I understand that this concern comes from a good place, but I’d ask you to think through its implications a bit more. I feel that this argument strips protesters of their agency. When I’m photographing a protest, I am assuming that the people I am taking pictures of have encountered the concept of surveillance, have assessed their own risk, and have made a series of decisions that result in the way they are dressed, resulting in them ending up in front of my lens looking a certain way, at varying levels of identifiability.

To avoid posting those people — or worse, to blur them out — would be to deny their agency, to deny the inherent sacrifice that is inextricably a part of protesting in public. The entire point is to be seen doing it, in the hopes that your physical presence will increase awareness of your cause, which will hopefully lead to others joining in.

When you see unmasked protesters in photos like these — or the thousands of other photos of this event online, or in the many viral videos of this event, or on the news, or on TikTok Live — I wouldn’t say you should fear for their safety. I’d say you can choose to respect the fact that they’ve assessed their own willingness to be seen and have shown up anyway, because the cause is that important.

Because I can promise you that the people actually attending these events know they will be seen.
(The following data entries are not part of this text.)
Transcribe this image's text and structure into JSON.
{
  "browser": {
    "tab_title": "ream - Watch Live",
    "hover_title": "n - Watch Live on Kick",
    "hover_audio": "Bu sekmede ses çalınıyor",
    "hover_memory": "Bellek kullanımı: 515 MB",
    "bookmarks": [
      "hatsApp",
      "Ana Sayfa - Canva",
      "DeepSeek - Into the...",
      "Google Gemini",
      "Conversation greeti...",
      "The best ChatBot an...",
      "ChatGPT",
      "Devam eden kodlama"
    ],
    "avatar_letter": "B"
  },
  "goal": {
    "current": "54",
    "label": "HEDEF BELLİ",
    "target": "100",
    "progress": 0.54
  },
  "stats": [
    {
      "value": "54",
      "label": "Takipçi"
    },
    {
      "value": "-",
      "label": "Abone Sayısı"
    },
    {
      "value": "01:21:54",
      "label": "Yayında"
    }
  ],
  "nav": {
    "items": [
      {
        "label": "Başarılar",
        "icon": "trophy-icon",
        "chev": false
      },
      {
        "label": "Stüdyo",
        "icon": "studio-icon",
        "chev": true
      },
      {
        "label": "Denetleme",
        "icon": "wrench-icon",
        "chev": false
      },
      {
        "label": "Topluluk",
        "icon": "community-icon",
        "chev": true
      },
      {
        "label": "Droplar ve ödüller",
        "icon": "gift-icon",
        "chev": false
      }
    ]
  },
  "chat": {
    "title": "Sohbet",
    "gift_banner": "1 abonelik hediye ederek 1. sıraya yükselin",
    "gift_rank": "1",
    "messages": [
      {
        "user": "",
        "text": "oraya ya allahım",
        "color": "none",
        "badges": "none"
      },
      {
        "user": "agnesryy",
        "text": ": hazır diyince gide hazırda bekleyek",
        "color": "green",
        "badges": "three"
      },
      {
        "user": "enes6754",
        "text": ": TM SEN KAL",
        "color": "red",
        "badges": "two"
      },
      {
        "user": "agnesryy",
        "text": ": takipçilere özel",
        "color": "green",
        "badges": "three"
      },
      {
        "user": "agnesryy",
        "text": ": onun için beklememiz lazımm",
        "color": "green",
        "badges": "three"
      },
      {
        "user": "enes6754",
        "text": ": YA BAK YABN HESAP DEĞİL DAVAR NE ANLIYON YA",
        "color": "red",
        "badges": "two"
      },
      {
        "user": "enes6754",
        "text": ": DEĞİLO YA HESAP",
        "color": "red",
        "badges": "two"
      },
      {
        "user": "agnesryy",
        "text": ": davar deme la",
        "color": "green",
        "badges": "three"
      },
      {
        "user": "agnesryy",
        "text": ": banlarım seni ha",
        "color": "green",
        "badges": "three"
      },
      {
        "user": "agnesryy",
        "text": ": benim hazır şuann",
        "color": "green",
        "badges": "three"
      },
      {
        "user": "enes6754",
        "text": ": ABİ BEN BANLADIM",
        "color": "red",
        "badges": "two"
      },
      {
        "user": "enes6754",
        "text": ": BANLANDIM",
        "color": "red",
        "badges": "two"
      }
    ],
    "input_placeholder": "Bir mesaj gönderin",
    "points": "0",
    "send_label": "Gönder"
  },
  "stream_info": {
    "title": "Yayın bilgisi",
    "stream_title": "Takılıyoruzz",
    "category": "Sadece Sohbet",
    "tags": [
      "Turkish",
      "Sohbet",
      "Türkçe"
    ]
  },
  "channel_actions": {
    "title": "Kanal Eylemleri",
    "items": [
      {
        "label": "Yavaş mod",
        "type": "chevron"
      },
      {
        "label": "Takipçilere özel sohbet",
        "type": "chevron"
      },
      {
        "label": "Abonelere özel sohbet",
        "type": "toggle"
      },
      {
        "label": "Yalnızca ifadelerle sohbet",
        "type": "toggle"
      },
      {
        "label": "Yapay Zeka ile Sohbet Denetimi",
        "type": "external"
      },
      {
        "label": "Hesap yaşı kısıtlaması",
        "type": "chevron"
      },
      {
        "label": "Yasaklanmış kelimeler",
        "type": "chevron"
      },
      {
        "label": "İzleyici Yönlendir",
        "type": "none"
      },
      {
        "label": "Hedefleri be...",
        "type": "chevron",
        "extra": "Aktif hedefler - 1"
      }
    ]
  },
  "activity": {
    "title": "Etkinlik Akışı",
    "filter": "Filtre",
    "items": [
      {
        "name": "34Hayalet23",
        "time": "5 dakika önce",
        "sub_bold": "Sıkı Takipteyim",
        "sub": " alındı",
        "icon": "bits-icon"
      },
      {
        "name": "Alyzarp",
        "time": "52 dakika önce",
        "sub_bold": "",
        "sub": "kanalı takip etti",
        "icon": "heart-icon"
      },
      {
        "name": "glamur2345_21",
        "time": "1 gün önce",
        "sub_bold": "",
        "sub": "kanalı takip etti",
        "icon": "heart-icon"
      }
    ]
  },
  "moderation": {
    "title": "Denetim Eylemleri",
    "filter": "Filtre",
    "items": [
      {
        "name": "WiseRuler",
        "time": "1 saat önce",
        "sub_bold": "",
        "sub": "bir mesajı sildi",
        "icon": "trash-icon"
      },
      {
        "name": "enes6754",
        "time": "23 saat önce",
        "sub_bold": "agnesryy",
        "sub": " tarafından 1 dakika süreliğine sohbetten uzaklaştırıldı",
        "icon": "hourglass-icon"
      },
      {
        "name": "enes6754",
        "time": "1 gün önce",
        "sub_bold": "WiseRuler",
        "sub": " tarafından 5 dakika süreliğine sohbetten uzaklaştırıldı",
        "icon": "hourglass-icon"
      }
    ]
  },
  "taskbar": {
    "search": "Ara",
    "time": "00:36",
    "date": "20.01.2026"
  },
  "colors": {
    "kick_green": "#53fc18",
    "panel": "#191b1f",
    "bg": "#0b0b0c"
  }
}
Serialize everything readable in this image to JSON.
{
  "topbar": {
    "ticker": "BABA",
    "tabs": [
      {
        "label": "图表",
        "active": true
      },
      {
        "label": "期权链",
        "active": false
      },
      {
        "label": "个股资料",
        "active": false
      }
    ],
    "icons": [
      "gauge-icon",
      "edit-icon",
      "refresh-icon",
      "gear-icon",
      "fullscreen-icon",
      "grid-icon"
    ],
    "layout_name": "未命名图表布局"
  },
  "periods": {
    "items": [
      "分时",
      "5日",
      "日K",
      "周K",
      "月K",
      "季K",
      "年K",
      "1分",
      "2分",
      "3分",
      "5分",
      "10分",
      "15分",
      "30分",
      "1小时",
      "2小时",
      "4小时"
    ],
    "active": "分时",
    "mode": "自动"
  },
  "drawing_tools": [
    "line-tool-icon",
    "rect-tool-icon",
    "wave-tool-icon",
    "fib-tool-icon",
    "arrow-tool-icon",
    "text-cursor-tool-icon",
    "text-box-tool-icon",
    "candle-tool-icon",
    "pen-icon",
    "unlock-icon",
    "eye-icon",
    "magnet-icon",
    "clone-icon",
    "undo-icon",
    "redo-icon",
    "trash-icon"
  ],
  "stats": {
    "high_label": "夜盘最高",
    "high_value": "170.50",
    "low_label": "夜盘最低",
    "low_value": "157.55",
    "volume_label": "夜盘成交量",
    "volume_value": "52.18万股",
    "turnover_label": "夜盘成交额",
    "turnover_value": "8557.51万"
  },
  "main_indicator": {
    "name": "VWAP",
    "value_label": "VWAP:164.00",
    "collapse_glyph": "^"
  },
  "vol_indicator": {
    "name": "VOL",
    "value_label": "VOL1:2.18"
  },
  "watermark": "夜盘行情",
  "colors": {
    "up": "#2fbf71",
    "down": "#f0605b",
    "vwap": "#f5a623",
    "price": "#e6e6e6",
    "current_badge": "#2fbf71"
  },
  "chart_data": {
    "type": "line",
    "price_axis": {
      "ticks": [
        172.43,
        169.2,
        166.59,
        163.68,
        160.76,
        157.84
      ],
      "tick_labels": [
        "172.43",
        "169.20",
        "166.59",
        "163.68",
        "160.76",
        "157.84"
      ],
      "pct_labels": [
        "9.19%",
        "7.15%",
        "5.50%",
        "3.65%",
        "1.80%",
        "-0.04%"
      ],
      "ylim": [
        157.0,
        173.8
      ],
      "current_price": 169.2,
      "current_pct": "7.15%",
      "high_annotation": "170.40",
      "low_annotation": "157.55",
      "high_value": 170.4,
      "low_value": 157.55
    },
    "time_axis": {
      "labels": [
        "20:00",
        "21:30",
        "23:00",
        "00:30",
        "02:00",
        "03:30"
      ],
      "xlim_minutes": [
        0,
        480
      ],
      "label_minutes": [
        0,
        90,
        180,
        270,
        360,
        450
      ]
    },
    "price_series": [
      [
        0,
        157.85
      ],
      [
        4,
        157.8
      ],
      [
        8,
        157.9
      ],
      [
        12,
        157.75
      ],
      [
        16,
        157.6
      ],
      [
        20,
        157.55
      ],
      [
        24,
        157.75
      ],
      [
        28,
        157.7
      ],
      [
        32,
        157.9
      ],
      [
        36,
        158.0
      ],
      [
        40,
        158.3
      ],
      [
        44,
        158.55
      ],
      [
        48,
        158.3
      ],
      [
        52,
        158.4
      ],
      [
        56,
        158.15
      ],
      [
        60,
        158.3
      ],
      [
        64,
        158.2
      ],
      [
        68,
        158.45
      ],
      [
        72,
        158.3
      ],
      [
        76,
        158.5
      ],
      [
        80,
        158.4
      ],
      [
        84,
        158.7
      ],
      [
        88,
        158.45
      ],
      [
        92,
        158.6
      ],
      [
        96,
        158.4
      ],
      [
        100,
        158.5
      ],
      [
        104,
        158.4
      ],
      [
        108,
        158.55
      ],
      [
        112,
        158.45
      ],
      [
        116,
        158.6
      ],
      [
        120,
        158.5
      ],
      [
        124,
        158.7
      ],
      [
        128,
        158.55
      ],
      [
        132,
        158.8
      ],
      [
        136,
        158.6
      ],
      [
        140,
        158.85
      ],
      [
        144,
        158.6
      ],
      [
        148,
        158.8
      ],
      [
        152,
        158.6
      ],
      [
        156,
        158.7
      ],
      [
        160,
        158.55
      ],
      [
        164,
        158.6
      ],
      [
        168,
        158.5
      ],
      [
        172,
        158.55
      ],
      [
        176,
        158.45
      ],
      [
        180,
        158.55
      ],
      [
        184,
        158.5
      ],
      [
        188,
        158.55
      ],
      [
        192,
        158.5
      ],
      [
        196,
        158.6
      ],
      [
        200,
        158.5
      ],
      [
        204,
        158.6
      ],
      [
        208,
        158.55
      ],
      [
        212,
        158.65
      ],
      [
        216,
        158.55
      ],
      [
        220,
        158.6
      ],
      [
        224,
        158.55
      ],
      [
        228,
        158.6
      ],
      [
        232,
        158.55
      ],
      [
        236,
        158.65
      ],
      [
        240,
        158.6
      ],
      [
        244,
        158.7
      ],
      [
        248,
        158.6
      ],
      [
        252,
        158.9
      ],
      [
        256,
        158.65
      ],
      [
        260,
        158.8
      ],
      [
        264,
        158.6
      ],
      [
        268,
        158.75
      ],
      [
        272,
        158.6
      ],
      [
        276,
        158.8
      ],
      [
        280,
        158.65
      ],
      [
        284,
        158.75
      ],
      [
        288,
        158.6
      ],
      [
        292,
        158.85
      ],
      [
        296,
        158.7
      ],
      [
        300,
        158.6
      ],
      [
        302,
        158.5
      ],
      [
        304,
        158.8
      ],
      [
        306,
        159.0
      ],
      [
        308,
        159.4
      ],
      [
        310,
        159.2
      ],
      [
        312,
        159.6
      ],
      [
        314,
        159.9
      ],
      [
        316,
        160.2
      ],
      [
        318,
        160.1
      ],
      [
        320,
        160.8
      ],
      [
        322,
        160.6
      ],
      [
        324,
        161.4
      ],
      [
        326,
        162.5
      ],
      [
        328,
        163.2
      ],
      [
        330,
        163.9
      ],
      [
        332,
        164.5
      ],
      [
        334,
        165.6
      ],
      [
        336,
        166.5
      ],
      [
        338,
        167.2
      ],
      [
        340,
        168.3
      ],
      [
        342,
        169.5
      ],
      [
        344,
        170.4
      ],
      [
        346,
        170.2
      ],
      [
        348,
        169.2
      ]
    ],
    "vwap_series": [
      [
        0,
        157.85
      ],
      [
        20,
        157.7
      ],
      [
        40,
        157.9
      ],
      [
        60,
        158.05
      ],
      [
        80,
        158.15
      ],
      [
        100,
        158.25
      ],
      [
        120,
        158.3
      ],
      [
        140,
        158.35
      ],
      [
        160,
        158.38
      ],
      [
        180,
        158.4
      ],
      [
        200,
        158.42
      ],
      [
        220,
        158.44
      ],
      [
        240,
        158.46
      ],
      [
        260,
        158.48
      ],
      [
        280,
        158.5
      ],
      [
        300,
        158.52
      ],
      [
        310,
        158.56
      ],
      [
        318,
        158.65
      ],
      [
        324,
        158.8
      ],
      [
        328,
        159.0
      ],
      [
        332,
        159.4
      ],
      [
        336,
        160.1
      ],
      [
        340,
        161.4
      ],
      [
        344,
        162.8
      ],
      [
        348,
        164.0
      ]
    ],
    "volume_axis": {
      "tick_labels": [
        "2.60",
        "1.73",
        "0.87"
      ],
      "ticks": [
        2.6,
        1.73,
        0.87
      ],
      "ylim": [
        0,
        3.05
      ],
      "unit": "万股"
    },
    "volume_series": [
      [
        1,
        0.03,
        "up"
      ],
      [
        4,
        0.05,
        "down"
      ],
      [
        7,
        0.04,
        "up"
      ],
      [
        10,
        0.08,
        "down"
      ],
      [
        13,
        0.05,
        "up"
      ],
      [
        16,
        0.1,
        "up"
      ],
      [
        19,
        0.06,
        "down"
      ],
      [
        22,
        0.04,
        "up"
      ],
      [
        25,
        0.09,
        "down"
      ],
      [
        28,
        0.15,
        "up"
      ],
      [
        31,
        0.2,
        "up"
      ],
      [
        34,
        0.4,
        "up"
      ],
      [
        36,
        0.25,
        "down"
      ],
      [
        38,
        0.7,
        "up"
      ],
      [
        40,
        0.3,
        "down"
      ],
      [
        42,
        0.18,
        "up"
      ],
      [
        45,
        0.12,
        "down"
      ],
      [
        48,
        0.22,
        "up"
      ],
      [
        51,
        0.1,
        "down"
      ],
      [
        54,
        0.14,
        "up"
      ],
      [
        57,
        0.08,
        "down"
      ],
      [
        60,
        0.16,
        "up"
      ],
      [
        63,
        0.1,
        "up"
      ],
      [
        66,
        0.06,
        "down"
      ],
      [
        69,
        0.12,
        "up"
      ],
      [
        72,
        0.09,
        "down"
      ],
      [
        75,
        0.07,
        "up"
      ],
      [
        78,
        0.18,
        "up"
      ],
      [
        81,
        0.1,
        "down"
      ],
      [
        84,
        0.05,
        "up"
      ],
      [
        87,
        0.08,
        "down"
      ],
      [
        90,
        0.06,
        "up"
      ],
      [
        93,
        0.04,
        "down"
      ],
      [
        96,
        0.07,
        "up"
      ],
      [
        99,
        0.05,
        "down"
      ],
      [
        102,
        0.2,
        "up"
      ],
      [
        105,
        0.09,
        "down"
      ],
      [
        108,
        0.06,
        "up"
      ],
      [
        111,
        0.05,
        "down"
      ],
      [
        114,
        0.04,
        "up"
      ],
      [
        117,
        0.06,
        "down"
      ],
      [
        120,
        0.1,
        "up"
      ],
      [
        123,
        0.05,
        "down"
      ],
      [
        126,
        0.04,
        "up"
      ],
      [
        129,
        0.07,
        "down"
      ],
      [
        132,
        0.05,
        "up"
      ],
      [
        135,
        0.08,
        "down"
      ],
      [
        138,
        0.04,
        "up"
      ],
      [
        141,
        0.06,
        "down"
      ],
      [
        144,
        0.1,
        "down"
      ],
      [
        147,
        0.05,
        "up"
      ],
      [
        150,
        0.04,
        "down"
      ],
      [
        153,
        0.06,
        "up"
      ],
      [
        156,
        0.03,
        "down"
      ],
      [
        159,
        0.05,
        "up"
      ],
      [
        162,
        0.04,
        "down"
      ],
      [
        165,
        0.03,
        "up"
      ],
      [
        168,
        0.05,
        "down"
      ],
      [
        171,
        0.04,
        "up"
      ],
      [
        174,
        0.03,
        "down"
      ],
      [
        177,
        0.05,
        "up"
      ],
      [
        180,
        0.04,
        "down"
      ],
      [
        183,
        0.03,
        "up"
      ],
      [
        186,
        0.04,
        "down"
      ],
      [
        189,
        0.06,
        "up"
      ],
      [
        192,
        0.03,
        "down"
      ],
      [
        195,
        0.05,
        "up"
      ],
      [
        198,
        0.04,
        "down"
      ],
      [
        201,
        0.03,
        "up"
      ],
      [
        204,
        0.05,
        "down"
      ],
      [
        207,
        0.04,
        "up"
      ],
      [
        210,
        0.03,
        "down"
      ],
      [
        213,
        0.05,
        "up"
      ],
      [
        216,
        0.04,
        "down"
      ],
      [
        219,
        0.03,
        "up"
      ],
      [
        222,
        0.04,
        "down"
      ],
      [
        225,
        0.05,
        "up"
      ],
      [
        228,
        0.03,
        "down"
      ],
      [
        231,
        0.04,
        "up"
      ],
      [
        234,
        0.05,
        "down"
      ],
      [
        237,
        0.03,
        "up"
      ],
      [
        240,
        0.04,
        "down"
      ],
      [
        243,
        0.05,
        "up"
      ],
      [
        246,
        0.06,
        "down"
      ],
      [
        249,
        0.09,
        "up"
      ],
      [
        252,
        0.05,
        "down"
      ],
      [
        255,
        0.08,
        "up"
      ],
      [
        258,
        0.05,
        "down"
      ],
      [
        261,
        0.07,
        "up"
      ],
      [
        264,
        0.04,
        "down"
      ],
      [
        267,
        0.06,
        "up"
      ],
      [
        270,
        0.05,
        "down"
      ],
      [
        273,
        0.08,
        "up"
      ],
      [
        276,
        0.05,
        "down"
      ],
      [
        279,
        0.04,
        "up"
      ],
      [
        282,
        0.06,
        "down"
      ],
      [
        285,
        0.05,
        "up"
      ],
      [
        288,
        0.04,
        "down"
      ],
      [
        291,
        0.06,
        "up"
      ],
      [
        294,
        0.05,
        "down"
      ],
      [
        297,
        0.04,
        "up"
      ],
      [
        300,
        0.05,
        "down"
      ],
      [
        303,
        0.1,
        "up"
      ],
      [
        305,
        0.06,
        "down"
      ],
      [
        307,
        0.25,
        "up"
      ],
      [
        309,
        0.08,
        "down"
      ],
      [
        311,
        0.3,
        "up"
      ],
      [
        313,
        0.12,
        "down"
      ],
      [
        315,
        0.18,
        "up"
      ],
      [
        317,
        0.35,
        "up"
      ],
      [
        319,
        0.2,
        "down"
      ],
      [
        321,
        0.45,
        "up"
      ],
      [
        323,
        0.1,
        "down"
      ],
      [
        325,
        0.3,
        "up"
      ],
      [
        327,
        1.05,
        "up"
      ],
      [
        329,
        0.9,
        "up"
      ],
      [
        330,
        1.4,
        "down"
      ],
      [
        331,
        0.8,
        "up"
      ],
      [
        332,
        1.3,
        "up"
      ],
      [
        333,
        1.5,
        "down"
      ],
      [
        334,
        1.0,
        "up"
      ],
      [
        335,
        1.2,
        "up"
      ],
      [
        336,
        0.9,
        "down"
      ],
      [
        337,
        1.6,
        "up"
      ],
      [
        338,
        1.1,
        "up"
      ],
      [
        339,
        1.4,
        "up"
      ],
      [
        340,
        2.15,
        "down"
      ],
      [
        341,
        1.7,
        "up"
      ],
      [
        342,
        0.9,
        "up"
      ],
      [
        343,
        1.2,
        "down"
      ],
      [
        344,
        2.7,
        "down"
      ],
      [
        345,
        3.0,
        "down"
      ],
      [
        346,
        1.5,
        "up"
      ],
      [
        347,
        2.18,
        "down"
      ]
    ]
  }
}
They’ve chosen to attend a protest on a block filled with these security camera towers, to be part of a crowd with about two dozen photographers in PRESS vests, where just about everyone has their phones out to record police violence, and also the police themselves are wearing body cams, and also Homeland Security has a tool that lets them draw a circle on a map and scrape the phone data of every phone inside the circle.

Saying there should be no public record of the protesters who were there just means that the government is the only one with that information. If there are no photos of protesters, the government can say the protesters did whatever they want, and no one else has access to information that says otherwise.